Yesterday i was invited to dinner By Kristie and her family. I was so glad to see her; i hadnt seen her in a couple of weeks and i was starting to miss my friend (Karen if your reading this im going to try and visit you as well this wednesday before i have to do overnight study weeks again).

Kristie cooked a meal and she gave me a present she was holding for me since my birthday. We've decided that for my birthdays and christmas' K is going to get me each of the seven books from the 'Tomorrow, When The War Began' series by john marsden. I love those books and have always wanted to have the entire set. Thanks to K i now have no.'s 1 and 2 :)

Its so nice at her house. Her parents have strangely accepted me and welcomed me into their house. They're probably the only non-familial parental-type people i actually find it easy to communicate with. We talk about our days and i help them with any computer problems they may have. Gayle, K's mom, is a student like me, so we can relate on certain late night study session dilemmas. Her course sounds alot more fascinating than mine though.

something of growing concern lately is that they seem to like me more that K's boyfriend Aaron, and thats just wrong cos i dont suspect that Kristie and I will have a romantic relationship any time soon. She says im like a brother to her, and i dunno... i seem to feel comforted by that. K is one of those friends i wish to keep for a very long time, if not forever.

Ah Kristie... i remember when we first met... and that reminds me of another girl i used to care about. or maybe, someone i still do care about.

Im not going to mention her name here.

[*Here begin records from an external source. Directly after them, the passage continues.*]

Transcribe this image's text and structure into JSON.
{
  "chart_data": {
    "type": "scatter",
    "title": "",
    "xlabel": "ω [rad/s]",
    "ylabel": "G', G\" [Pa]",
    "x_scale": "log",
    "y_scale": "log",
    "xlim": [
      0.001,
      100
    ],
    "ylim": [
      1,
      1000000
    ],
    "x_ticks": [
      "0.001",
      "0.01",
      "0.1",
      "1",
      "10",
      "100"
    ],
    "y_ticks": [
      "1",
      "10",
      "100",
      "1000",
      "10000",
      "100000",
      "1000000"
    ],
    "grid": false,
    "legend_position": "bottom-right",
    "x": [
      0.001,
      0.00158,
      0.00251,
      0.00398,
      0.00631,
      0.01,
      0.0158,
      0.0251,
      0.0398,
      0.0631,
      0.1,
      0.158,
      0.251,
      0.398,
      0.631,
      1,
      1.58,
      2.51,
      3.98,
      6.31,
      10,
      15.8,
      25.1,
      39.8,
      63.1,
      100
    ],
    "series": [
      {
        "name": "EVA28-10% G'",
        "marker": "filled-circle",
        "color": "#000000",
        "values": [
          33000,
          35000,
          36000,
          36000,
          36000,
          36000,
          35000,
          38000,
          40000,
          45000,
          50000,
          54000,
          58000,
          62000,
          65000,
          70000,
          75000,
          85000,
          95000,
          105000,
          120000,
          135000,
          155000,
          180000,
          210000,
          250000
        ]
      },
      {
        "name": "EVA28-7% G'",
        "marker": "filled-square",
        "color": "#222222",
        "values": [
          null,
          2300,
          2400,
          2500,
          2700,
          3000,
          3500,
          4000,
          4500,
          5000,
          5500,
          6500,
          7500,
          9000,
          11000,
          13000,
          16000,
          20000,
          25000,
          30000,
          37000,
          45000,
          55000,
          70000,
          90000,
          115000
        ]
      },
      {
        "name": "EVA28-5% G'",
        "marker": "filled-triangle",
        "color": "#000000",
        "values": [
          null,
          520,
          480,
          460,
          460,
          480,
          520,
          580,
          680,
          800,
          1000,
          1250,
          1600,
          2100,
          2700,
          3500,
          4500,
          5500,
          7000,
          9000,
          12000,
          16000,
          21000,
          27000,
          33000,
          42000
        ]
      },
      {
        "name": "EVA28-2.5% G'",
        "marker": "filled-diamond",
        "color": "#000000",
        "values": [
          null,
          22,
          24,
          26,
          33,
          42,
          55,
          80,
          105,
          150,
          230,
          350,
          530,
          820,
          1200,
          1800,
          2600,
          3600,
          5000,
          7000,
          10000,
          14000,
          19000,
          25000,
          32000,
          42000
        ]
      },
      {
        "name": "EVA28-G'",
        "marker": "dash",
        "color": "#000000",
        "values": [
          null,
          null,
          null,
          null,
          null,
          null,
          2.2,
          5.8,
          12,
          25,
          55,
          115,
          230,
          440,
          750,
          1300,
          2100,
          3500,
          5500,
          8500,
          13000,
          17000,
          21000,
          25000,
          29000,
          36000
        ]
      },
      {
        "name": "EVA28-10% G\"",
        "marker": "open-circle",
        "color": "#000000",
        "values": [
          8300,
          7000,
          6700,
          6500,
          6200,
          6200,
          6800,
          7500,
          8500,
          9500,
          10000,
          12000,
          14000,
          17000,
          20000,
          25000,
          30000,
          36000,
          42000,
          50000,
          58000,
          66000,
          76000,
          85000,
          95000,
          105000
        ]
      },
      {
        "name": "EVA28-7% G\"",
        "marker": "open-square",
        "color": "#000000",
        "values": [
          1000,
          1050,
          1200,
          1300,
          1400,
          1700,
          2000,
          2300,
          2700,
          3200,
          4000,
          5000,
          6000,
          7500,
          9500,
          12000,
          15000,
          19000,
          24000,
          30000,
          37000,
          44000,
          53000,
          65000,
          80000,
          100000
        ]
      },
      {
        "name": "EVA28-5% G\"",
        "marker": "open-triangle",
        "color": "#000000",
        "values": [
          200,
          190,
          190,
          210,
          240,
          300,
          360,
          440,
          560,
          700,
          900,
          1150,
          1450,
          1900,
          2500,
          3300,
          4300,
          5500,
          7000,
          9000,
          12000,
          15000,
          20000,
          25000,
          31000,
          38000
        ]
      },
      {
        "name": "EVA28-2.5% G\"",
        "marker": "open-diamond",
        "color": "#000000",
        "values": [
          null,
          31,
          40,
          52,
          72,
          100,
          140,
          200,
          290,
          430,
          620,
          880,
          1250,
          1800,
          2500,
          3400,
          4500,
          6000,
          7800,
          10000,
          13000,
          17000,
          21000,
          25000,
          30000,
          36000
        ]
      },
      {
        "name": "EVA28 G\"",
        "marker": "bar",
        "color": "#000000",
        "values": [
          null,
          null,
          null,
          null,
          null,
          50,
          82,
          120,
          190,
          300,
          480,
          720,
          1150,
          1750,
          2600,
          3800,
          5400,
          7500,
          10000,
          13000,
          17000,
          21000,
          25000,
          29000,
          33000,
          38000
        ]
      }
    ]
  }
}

We havent spoken in around three years now; usually i ask people if its okay to write about them in this blog. But... this thing is a journal; in a journal your supposed to write whats on your mind. And she's on my mind.

I've pressed hard on myself not to think of her anymore. But that hasnt worked so great. her memory always lingers in the back of my mind. Her friends are in my classes and they remind me of her. I cant find it in myself to talk to them. Sometimes i find it utterly ridiculous. There's not a day i dont regret losing her, treating her the way i did. sometimes i take extremely long showers, so long that the hot water runs dry, because the feeling it gives me - the inability to think about the world around you, the ability to wash all your sorrows down the drain - helps to keep the skeletons in my closet.

i've always thought that guys are naturally morons, and im a perfect example of this theory. I had a chance with the nicest, most polite, most 'right' girl i have ever met, and i totally messed it up. Till this day it remains one of the worst experiences i've ever had - and i think its reverted me back to shy mode, i notice it especially at uni.

I've wanted to talk to her so badly for such a long time. But now, when i think about it, what would i say? the thought of it makes me cold; i find it really un-nerving [is that a word??]. i figure that anything coming from me would make her sad. To see me, hear me, sense me... i remember that sad expression on her face...

anyways, i feel i could use one of those long showers right about now. im at uni though, and my gym membership expired a couple of days ago, so no useable showers in sight. so i'll have to close with a portion of this Sarah McLachlan song that seems to fit the mood..

"...Spend all your time waiting for that second chance
For the break that will make it ok
There's always some reason to feel not good enough
And it's hard at the end of the day
I need some distraction, oh beautiful release
Memories seep from my veins
They may be empty and weightless, and maybe
I'll find some peace tonight...."

...and if you were wondering - "why watch charmed ya big girly-girl?" - initially i had a massive crush on Alyssa Milano, tee hee yeah she mad it into my cutey celebrity list ;) but her power over me in waning, so today i wanted to watch it because the band 'The Donnas' are going to make a guest appearance. I saw them on the ad and i remember Fia telling me her brother thought they were cute. I wanted to see if that was true, so then maybe they can replace Alyssa. They have a catchy song, maybe that will help?